美鈴の案内で降魔館の門の前に私達は到着した。手下は全部生け贄にしてしまったのかここまで私達の侵入を阻む者はいなかった。
まるで中に入る者を威圧するかの如く重厚な門を美鈴が開け屋敷に入っていく。
罠など侵入者を阻む仕掛けがないのは単にマロウ自信がいれば侵入者の対処が出来ると言う自信の表れなのかしら?何にせよ入りやすいに越したことはないわ。
エントランスホールに入ると同時に私達はとてつもない量の魔力が漂っているのを感じた。恐らくマロウから出た魔力ね。凄まじい量だわ。以前、アイツから魔力が感じられなかったのが嘘みたい。
私達はその魔力が流れて来る方向に向かって歩いて行った。
見渡す限り本で溢れていた。棚に収まっていない本は乱雑に積み上げられている。そこは本で溢れ返った部屋だった…いや、部屋にしては広いからこの場合は書庫かしら?窓は一切無く、いくつもの蝋燭で書庫の明かりを賄っている。風通しが悪く、本独特の臭いに満ちている。
そんな中で奴は笑いながら魔法の練習をしていた。奴は私達に気付きこちらを向いた。
「くふっ!また君たちか…何度でも相手にしてやるよ」
マロウは初歩の魔法の炎の玉を繰り出してきた。初歩なのにとてつもなく大きく熱い。マロウの魔力が多すぎるせいね…!
私達はマロウに何も話しかけず攻撃した。アイツに掛ける言葉なんて何もない。ただ倒すだけだ。
私達の攻撃は奴には通用しない。だから私達の切り札は美鈴だ。彼女の体術なら奴を倒すことが出来るはずだ。私達が手を下すことが出来ないのは悔しいし、出会ったばかりの、それも敵だった彼女に頼るのは複雑だが今はこの手しかない。彼女がいなかったら……そのときは本で撲殺かしら?

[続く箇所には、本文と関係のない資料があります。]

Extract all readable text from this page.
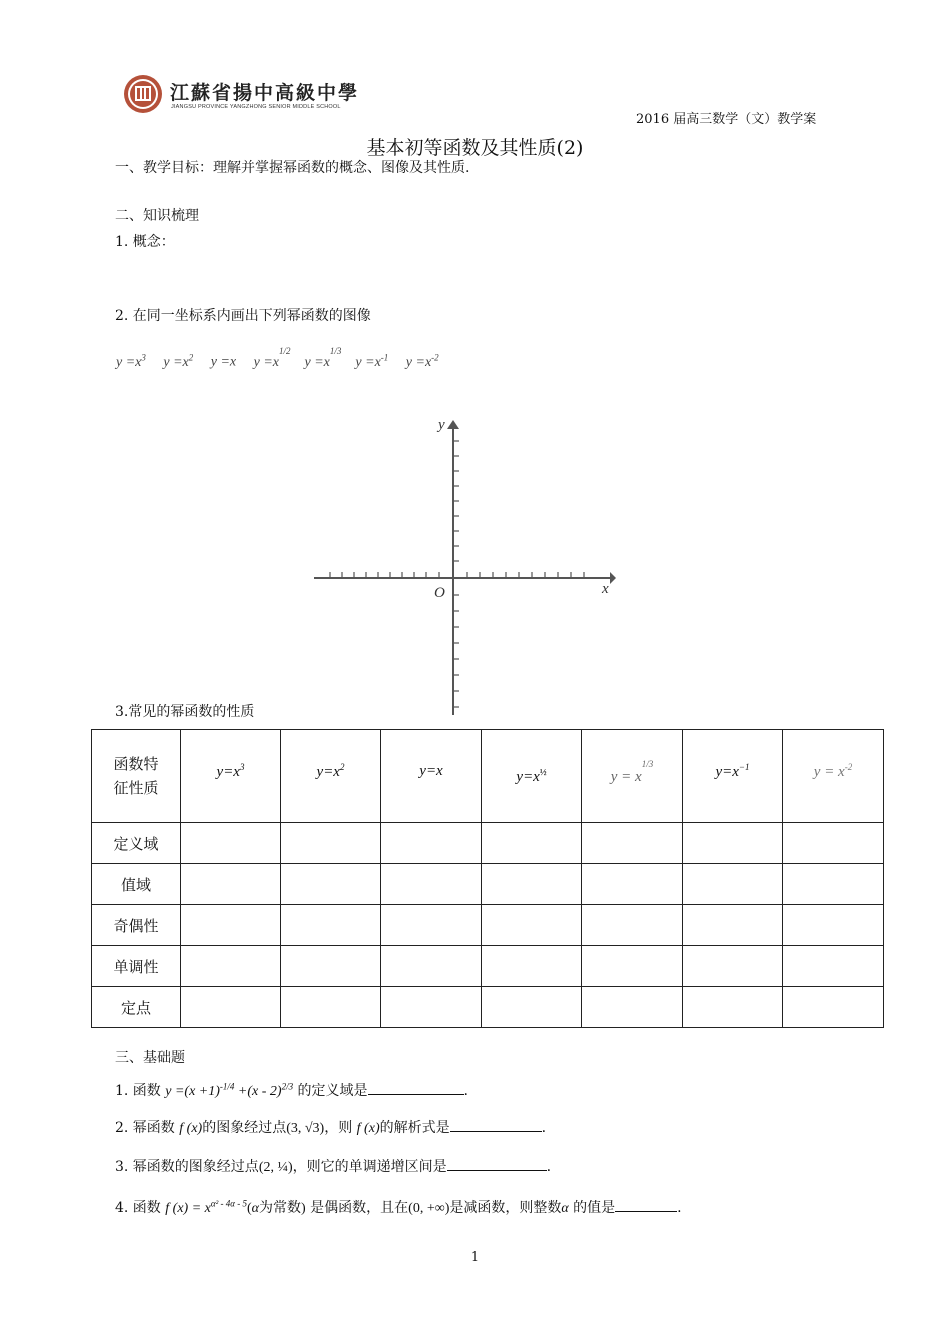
江蘇省揚中高級中學
JIANGSU PROVINCE YANGZHONG SENIOR MIDDLE SCHOOL
2016 届高三数学（文）教学案
基本初等函数及其性质(2)
一、教学目标：理解并掌握幂函数的概念、图像及其性质.
二、知识梳理
1. 概念：
2. 在同一坐标系内画出下列幂函数的图像
$y =x^3$ $y =x^2$ y =x $y =x^{1/2}$    $y =x^{1/3}$    $y =x^{-1}$ $y =x^{-2}$
x
y
O
3.常见的幂函数的性质
函数特
征性质	$y=x^3$	$y=x^2$	y=x	$y=x^{\frac{1}{2}}$	$y = x^{1/3}$	$y=x^{-1}$	$y = x^{-2}$
定义域							
值域							
奇偶性							
单调性							
定点							
三、基础题
1. 函数 $y =(x +1)^{-1/4} +(x - 2)^{2/3}$ 的定义域是	.
2. 幂函数 f (x)的图象经过点(3, √3)，则 f (x)的解析式是	.
3. 幂函数的图象经过点(2, ¼)，则它的单调递增区间是	.
4. 函数 f $(x) = x^{\alpha^2 - 4\alpha - 5}(\alpha$为常数) 是偶函数，且在(0, +∞)是减函数，则整数α 的值是	.
1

向こうもその事は分かっているのか集中して美鈴を狙ってくる。そのせいで美鈴はなかなか奴に近付くことが出来ない。飛んでくる魔法はベラさん…だったかしら?お父さんの仕事仲間が美鈴を守る。だけど、威力が高いのか防ぐのが辛そうね。私とお父さんに修造さん、シェルさんは少しでもアイツの注意をこちらに引き付けるために兎に角攻撃を当て続ける。
攻撃を当て続けることによってマロウが怯み、攻撃の手が止んだ。いくら魔法が効かないといっても次々と自分に襲いかかってくれば怯みもする。その隙を突いた美鈴がマロウに急接近し、胸に向かって掌底を叩き込んだ。ものすごい勢いでマロウがくの字になって飛んでいき、壁に激突した。見ていてせいせいするわね。
だけど現実は甘くない。魔法が使えるアイツが生身で美鈴の掌底突きを喰らう訳がなく、結界を貼ってガードしていた。
衝撃までは無くせなかったらしく、若干フラフラしていたがそれも直ぐに無くなって立ち上がり攻撃してきた。
私達はさっきと同じような戦法で攻めた。同じことの繰り返しでイタチごっこのようだが段々と私達が不利になってきた。
マロウが私達の波状攻撃に慣れ始め怯まなくなったし、魔力が膨大なせいで美鈴がいくら攻撃しても結界が無くならなくて致命的なダメージを与えることができない。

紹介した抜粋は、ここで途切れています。